Fed up with what it believes is a federal government that doesn’t work closely enough with the private sector on cybersecurity-related acquisitions, an industry association has called on Ottawa to look at other countries for models of public-private co-operation.
In a report issued this week, the Canadian Association of Defence and Security Industries (CADSI) says the United States, the U.K. and Australia offer strategies the government here should pick up on to improve this country’s cyber defence.
The association believes the pace of federal decision-making on software and hardware procurement pick up with better collaboration. Unlike the public sector, the report says pointedly, cyber firms are “the engine driving the relentless pace of cyber innovation” and “are not burdened by years-long or decades-long acquisition and deployment processes. Instead, they can field a new, fully-functioning technology solution in months or weeks.”

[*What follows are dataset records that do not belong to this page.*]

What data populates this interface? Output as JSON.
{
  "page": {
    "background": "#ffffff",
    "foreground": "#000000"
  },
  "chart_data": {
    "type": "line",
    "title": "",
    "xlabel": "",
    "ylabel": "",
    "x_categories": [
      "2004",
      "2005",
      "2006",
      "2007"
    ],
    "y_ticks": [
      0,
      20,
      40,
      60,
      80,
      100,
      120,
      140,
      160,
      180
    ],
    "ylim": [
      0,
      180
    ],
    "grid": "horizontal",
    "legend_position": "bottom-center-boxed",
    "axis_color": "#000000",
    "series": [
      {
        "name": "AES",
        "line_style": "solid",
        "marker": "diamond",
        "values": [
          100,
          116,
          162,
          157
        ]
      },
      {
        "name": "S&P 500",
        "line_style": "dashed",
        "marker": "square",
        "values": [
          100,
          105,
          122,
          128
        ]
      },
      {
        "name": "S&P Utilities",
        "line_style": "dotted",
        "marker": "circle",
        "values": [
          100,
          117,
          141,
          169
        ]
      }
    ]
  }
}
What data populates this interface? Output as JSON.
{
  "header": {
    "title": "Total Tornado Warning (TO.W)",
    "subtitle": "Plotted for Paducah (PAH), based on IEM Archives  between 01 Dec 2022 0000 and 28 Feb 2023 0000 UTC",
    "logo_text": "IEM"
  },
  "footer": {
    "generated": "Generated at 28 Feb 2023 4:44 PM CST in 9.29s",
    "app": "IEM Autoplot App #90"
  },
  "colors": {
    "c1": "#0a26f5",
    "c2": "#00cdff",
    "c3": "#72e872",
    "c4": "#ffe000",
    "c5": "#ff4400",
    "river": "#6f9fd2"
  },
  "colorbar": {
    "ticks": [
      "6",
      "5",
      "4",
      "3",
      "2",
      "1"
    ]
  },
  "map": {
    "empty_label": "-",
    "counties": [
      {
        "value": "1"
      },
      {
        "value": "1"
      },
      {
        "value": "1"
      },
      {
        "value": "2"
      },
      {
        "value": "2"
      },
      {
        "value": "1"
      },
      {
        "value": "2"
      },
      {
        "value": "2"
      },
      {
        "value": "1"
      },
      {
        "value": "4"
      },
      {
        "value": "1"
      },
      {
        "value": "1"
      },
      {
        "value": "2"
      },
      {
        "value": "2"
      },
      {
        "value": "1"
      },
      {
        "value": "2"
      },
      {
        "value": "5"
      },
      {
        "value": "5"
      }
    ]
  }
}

The report is a follow-up to one released last year by the association with a similar complaint. But the latest report suggests best practices from other countries Ottawa could use as models to kick decision-making here to a higher gear.

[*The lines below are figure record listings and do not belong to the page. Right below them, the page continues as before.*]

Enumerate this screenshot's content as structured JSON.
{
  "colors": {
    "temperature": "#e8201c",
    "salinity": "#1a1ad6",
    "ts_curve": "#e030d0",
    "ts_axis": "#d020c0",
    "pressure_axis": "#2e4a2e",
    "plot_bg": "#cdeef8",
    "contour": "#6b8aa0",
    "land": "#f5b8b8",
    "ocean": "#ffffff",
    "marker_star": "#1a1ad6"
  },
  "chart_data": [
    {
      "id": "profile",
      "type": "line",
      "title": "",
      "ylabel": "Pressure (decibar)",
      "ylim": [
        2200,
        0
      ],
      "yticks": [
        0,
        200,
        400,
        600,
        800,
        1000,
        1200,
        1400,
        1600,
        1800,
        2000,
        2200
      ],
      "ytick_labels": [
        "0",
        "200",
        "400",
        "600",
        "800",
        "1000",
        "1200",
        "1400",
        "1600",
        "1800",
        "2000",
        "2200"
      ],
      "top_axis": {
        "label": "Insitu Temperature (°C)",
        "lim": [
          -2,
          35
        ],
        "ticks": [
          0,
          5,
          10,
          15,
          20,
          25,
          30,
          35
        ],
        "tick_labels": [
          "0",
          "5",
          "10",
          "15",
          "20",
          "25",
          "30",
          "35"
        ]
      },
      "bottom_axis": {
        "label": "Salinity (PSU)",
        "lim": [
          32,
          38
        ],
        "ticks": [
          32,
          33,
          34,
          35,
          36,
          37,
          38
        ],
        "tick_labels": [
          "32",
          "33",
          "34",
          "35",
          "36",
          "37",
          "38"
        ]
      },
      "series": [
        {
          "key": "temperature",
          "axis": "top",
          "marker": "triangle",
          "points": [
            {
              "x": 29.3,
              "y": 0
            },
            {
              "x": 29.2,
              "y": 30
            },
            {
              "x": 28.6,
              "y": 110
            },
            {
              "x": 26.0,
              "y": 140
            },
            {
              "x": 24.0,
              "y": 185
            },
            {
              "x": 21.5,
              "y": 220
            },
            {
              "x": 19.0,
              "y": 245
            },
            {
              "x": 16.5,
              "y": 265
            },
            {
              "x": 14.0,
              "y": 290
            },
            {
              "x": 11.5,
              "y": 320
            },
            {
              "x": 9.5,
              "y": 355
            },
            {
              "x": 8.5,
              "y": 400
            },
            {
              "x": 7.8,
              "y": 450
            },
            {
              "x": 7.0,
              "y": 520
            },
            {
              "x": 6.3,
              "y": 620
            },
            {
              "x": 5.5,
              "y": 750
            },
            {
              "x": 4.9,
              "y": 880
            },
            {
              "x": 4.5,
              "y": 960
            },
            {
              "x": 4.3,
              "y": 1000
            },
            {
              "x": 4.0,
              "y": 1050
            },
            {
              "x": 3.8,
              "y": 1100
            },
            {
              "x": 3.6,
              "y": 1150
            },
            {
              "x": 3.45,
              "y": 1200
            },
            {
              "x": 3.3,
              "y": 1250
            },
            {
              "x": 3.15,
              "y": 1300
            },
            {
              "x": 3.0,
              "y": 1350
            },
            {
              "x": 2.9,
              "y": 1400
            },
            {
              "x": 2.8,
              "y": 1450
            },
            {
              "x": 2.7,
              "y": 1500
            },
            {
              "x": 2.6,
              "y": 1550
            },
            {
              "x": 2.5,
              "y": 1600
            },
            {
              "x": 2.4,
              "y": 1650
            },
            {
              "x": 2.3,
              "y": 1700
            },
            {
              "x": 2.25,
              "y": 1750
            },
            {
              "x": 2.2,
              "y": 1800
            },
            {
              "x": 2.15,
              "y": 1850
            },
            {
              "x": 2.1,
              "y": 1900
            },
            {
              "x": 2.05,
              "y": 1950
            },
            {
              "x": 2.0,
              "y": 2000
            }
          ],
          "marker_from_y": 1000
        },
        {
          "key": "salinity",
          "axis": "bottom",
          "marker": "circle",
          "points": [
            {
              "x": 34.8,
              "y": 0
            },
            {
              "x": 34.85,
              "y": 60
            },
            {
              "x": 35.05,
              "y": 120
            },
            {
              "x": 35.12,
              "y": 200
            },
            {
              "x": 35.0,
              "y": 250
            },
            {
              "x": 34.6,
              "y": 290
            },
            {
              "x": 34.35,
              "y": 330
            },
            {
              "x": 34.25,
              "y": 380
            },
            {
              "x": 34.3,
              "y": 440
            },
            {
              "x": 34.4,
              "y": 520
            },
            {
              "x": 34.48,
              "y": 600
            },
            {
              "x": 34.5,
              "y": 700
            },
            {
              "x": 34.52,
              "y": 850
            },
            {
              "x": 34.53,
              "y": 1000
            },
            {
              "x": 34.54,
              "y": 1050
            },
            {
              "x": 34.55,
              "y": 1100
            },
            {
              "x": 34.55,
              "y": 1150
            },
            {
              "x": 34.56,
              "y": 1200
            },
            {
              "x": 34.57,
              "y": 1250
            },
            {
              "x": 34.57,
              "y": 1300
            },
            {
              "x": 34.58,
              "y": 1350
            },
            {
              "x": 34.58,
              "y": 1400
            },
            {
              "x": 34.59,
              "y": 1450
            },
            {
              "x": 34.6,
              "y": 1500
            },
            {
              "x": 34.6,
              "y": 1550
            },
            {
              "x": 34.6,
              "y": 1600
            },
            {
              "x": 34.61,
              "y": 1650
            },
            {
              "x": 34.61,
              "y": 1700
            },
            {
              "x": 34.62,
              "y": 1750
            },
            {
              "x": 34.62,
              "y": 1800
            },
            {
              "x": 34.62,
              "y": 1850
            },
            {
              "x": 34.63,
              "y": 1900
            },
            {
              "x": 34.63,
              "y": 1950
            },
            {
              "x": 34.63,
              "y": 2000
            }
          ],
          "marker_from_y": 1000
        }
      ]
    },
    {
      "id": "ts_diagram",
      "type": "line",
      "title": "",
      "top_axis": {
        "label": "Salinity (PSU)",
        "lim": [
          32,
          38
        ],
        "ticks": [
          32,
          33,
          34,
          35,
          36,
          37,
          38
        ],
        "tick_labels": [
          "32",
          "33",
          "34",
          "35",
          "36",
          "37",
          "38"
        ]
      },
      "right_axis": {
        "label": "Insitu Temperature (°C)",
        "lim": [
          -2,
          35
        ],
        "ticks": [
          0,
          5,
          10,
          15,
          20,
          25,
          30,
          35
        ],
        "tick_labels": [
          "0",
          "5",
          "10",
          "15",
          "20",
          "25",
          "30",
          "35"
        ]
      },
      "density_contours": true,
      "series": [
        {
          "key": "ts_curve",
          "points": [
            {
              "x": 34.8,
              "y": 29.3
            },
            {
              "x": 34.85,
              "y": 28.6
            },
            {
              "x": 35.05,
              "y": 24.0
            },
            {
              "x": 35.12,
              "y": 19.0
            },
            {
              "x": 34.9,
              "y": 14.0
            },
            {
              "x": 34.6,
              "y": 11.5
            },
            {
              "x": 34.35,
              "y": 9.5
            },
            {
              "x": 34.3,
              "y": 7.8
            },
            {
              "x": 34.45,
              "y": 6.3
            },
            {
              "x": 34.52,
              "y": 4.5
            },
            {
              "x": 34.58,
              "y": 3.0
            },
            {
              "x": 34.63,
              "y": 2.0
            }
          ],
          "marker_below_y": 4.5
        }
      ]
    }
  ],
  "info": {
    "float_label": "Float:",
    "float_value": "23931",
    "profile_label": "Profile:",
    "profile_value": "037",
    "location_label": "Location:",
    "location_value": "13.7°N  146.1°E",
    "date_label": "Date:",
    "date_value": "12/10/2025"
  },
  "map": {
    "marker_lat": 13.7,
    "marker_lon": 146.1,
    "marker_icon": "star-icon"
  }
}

For example, it cites the U.K.’s Industry 100 program, which enables industry experts to work directly with the National Cyber Security Center (NCSC) in short-term placements. This gives them an opportunity to understand and challenge the way the government thinks and, tests innovative ideas inside the government environment.
“Overall, Industry 100 promotes greater mutual understanding of cybersecurity, better cyber policy, improves the delivery of
programs, helps both government and industry identify systemic vulnerabilities, and reduces the future impact of cyberattacks,” says the report.
By comparison, Canadian national security agencies “seem exceptionally reticent” to have private-sector contractors work on sensitive government networks, the report says.
The report does praise the new Cyber Security Co-operation Program launched last fall by Public Saftey Canada, which funds cyber research projects. as signalling the government’s intent to experiment with new arrangements. But ultimately it wants the government to place responsibility for the development and delivery of cyber solutions in the hands of the private sector, supported by the government with controls to ensure appropriate implementation.
“Collaboration between government and domestic industry on cyber has become second nature to our allies,” CADSI CEO Christyn Cianfarani said in a release accompanying the report. “But our own government is not leveraging the industry to its full potential. It’s estimated that 98 per cent of Canadian cyber infrastructure is owned and operated by private firms, so we need to be at the table.”
The report recommends a series of steps that the Canadian government can take within the next one to three years, including:
- Establishing an Economic Strategy Table dedicated to cyber. The government has already created ESTs in other areas, pairing industry execs with senior bureaucrats to jointly tackle pressing problems.
- Opening the door to public/private sector talent exchanges, like the U.K. Industry 100 program.
- Setting up a classified operational network for threat information sharing with the private sector and testing solutions. The government said in its last budget it plans to do this.
The report intentionally avoids suggesting what it calls complex, machinery-of-government overhauls, Cianfarani said.
“Deep institutional change is hard, and we acknowledge that. But most of these solutions have already been road-tested by our allies and can be implemented in relatively short timelines.”
CADSI represents some 900 companies that sell defence and cybersecurity solutions, ranging from IT technologies to aircraft.